Here you should be careful if you cut close to the pearl because the
MOP shell layers can separate off leaving an thin “eggshell” of
nacre and the nucleus which could be anything from plastic to
soapstone. The nacre doesn’t really attach to the nucleus so the
nucleus can pop out.

“Blister” pearls are also created by cementing a MOP shell bead to
the living shell, so the mollusc coats the bead with nacre much like
a typical saltwater bead nucleated cultured pearl, i.e. Akoya, South
Sea, or Tahiti. In this case, the nacre attaches to the bead much
more firmly and the nucleus is an integral part of the pearl, so you
can trim the shell however you like-- some times these are made into
3/4 pearls with a flat spot on the bottom.

Natural blister pearls are caused where various natural actions like
parasitic invasions or pieces of shell debris become the nucleating
agent. These would characteristically be irregular in shape.

Rarely, a pearl (within the body of the mollusc) will get so big, it
can break thru the mantle tissue and settle against the shell. The
mantle will repair the break and the natural nacre secreting action
will continue and begin to form a “blister”. Old time AMFW pearlers
would look for “crippled” shells-- the blister would cause irregular
shell growth. This was a case where a true natural pearl could be
"liberated" – this required a “Pearl Doctor” who knew the difficult
technique known as “peeling” – truly a lost art these days.

Jim
Mardon Jewelers
www.mardonjewelers.com


#9

Hi Jim,

Thanks for the info, it filled a couple of blanks in what I have
found so far. Still a ways to go, but I’m not quite ready to start
cutting the shell just yet, I now have about a dozen sketches (some I
will use with other stone(s)) and I’m still not really happy!

Going on what I have found out to date I’m thinking it might be a
seeded mabe pearl, it’s quite round (only about 0.5mm discrepancy),
but a bit shallow to be hemispherical (5.5mm vs. 7.3mm it should be).
I know it comes from around Tahiti somewhere (I haven’t asked exactly
where), but the distribution of the oyster in question is rather wide
spread in that part of the world, so it could be anyone of 500 or so
atolls, islands or reefs! I won’t rule out it being natural, but
going on the shape I’m starting to think it’s a long shot, not to
worry, it’s still as pretty today as it was last week!
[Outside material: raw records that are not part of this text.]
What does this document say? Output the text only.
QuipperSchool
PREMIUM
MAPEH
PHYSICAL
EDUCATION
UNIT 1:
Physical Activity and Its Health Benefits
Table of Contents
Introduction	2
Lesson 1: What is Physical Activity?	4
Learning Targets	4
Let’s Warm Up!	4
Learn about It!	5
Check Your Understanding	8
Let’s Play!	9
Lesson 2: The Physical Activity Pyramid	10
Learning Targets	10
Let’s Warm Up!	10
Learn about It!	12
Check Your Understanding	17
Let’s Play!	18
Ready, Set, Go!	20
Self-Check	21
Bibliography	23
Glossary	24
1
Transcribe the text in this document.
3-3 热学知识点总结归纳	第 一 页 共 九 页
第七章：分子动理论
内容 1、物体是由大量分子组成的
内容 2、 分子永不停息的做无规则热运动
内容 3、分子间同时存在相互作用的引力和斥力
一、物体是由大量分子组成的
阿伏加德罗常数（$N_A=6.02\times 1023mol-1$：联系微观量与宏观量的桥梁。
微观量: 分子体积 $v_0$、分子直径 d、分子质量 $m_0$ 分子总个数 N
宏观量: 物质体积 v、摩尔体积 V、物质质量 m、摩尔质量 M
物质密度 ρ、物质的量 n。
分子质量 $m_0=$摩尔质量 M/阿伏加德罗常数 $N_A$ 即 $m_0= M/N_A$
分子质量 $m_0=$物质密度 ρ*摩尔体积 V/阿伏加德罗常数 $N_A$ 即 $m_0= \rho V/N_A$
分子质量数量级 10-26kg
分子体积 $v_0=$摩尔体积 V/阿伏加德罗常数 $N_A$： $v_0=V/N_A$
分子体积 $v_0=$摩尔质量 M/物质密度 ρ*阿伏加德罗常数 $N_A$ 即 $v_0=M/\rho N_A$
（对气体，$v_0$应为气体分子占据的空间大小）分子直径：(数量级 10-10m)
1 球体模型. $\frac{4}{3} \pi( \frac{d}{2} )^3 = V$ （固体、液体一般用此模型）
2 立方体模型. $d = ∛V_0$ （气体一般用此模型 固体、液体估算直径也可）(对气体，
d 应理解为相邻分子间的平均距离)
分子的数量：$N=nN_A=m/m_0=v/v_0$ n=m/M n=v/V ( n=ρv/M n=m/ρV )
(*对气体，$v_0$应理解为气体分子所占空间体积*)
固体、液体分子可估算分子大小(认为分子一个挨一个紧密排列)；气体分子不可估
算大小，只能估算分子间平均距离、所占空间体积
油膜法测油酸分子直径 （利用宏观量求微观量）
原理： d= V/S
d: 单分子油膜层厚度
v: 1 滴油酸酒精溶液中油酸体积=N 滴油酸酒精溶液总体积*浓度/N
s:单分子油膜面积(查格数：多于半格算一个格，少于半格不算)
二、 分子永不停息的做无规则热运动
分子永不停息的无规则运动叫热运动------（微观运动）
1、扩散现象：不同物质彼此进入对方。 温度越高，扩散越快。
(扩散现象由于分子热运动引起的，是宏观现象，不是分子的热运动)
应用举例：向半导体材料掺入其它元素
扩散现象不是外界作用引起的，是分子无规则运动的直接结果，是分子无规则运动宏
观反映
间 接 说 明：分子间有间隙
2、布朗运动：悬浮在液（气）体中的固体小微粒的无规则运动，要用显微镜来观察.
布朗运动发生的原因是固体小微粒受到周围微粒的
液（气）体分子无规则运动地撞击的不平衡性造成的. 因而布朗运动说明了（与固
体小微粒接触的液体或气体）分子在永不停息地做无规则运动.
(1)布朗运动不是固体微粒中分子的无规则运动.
Incidentally there is a shallow oval blister pearl of to one side of
the big one, it’s only 2mm high by 6mm wide and 18mm long, so this
one might be natural (it’s rather irregular in shape), but isn’t
quite a pretty, not as much colour and the lustre isn’t the same…
Still it has it’s charms, one of the big ones is it’s there!

When I do start to cut out the pearl I will be wearing a half face
respirator, you only get one set of lungs (normally) and it pays to
keep them in good nick.

Cheers, Thomas.
Janstrom Designs.


#10

I’ve worked on many mabe pearl rings and earrings where I’ve had to
soak the pearl out of the mounting. Every one I’ve come across is
made with the top blister of nacre, a round mother of pearl ball
inside with glue filling up all the empty space, and a flat mother
of pearl backing piece. Most of the time I have to reglue all of
this back together.

So if you cut your blister pearl off and the nucleus pops out, no
harm done. Just glue it in, filling up the cavity completely with
glue. That adds strength, so the blister doesn’t break when hit in
normal wear. Use clear glue - the blister is translucent and will
take on the tint of your glue. You can make your own flat backing
piece if you want a professional look. Use a thin piece and round
the bottom edges so they won’t chip when glued or set.